D’une part au sein des zones de desserte, elles doivent faire droit aux demandes de réalisation de travaux dans un délai raisonnable pour les propriétés autorisées ou agrées (CE, 26 janvier 2021, n° 431494, point 4 ).
D’autre part en dehors de ces zones, elles décident des suites à donner aux demandes selon le coût, l’intérêt public et les conditions d’accès aux autres sources (CE, 26 janvier 2021, n° 431494, point 4 ).

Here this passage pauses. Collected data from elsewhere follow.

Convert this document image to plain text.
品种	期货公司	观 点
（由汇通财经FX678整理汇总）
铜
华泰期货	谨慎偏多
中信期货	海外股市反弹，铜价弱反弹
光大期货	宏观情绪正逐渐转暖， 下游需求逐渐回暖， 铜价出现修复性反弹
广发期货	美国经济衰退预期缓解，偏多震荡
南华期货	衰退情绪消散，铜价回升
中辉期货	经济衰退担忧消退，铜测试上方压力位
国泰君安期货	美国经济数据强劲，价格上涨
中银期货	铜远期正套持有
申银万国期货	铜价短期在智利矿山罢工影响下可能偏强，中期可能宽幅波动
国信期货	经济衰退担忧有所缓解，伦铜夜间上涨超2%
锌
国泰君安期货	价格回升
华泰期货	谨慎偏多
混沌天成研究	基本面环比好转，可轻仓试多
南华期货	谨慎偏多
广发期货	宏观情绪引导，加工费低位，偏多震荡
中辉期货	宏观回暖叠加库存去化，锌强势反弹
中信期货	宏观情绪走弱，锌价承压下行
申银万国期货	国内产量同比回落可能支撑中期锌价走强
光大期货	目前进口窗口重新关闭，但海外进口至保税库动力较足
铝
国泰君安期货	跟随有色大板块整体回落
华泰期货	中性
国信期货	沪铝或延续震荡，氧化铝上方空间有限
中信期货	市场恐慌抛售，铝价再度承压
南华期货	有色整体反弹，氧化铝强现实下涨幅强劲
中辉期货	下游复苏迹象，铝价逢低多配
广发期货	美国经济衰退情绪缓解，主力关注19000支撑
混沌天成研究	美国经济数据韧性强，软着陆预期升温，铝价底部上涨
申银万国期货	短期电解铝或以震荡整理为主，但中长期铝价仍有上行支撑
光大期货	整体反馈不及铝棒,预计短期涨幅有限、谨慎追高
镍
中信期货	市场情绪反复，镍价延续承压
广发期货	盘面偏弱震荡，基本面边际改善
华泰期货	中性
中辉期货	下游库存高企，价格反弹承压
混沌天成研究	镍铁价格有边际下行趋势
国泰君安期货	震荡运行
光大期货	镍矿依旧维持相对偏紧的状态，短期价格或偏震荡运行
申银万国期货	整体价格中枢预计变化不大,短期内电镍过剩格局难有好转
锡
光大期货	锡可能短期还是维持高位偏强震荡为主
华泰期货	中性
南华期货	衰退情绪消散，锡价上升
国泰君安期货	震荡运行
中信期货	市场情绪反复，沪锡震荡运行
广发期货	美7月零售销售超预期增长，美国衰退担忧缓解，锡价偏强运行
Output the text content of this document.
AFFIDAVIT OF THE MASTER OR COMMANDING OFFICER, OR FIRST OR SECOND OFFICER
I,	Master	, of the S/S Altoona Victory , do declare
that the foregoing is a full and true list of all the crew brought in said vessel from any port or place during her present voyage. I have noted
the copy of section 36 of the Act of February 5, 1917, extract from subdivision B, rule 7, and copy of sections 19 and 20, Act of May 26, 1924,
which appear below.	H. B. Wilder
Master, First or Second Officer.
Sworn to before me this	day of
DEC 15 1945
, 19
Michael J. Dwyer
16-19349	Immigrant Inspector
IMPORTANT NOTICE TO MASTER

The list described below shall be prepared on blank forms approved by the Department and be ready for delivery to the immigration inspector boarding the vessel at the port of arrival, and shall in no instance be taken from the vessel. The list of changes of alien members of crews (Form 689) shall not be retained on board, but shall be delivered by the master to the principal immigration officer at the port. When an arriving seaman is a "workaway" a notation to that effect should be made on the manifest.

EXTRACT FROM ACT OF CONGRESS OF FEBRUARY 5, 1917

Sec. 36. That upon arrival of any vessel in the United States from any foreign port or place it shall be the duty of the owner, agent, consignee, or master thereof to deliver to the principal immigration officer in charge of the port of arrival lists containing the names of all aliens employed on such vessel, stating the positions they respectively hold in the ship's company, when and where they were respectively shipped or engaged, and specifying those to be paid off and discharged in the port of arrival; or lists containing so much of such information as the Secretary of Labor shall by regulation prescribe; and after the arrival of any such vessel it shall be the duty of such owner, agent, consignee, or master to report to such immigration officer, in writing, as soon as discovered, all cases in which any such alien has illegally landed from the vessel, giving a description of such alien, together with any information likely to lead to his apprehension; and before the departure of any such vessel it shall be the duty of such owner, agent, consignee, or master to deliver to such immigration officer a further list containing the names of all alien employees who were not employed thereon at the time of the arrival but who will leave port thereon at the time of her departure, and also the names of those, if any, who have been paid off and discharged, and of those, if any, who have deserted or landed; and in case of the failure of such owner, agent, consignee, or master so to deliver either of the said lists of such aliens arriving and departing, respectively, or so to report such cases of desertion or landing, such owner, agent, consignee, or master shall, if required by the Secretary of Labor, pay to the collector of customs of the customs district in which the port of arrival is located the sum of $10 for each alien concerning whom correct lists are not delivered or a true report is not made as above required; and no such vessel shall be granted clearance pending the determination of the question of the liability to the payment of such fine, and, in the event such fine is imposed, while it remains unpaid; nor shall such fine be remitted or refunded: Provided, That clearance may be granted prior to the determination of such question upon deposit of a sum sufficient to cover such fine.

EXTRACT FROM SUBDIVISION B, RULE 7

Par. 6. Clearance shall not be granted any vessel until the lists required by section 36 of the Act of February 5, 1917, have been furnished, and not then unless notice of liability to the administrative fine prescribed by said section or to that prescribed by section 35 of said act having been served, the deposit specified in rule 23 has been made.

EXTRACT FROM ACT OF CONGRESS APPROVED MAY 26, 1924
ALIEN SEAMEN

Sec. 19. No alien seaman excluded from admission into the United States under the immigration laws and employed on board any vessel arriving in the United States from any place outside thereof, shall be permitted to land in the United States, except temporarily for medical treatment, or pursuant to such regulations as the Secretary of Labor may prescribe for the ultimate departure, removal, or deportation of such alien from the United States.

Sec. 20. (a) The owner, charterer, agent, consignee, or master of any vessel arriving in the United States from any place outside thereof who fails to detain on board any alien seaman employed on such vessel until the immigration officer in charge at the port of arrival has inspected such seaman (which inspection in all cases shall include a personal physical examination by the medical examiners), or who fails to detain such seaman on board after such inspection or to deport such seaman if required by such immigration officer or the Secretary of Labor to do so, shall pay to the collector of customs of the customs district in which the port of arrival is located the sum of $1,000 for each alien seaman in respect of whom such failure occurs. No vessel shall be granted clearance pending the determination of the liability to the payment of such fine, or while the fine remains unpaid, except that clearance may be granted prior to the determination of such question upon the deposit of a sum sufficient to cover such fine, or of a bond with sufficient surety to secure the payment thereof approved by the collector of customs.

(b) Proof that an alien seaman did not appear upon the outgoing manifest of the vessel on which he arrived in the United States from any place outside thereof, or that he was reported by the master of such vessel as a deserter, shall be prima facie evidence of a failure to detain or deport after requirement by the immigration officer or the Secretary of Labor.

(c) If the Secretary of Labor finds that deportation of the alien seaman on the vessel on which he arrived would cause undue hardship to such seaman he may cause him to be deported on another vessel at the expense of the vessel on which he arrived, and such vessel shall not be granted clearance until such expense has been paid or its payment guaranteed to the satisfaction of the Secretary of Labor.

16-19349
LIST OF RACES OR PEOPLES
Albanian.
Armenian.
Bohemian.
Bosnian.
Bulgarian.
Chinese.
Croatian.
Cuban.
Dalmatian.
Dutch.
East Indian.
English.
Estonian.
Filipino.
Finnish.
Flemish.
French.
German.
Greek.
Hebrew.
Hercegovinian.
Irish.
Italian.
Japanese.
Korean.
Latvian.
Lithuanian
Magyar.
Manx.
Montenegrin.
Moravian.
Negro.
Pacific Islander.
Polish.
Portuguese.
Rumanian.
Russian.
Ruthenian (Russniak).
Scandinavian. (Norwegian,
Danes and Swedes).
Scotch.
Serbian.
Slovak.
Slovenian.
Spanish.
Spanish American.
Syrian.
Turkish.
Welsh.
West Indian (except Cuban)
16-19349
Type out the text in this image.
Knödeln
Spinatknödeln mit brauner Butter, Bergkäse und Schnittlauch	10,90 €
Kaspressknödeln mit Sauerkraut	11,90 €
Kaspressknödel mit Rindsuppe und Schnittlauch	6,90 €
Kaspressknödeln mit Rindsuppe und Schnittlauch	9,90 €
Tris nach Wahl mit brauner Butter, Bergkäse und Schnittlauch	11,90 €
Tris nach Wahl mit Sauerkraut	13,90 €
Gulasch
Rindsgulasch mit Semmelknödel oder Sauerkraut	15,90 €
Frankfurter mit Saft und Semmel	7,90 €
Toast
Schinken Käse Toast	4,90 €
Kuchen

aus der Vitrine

En l’occurrence à nouveau, la commune pouvait rejeter la demande d’extension du réseau public d’eau potable sachant que les travaux s’effectuent sur la partie privative du branchement au réseau :
« Il ressort des pièces du dossier qu’un réseau public de distribution d’eau potable a été mis en place, y compris les branchements permettant le raccordement des constructions, dans le secteur du lieu-dit Savoyard, dont il est constant qu’il a été délimité en zone de desserte en matière de distribution d’eau potable, et ce notamment sous la partie nord de la route des Laveuses, au niveau de l’extrémité de la bande de terre permettant l’accès à la propriété des requérants, à une quarantaine de mètres de celle-ci. Par courrier du 31 mai 2023, M. et Mme A. ont demandé à l’administration de réaliser des travaux d’extension du réseau public d’assainissement, afin que celui-ci soit installé au droit de leur propriété par la pose d’une canalisation le long de la bande de terre leur servant d’accès à la route des Laveuses. Toutefois, il résulte de ce qui a été dit précédemment au point 6. que cette servitude de passage ne dessert que la seule construction des requérants et ne constitue ainsi pas une voie privée ouverte à la circulation générale. Il s’ensuit que les travaux sollicités par M. et Mme A., qui visent à installer le long de la bande de terre grevée de la servitude de passage une canalisation d’une quarantaine de mètres entre la limite de leur propriété et le branchement public du réseau de distribution d’eau potable, situé au niveau de la voie privée, portent sur la réalisation d’une canalisation relevant du réseau intérieur de distribution d’eau potable destinée à équiper la propriété des requérants. De tels travaux ne se rapportent dès lors pas à l’extension du réseau public existant, mais concernent la partie privative du branchement au réseau public d’eau potable, qui relève de la charge exclusive du propriétaire concerné. Dans ces conditions, la commune de Saint-Pierre a légalement pu, sans commettre d’erreur d’appréciation, rejeter la demande d’extension du réseau d’eau potable de M. et Mme A. Le moyen ainsi soulevé n’est dès lors pas fondé. Il doit, par suite, être écarté. » (décision commentée : TA Saint-Pierre-et-Miquelon, 21 juillet 2025, n° 2300691, point 10 ).
Au-delà de la bonne foi qui peut fonder la demande des propriétaires, il n’en demeure pas moins qu’en matière de deniers publics, l’Administration et le juge restent vigilants quant à la répartition des charges entre la commune et les administrés.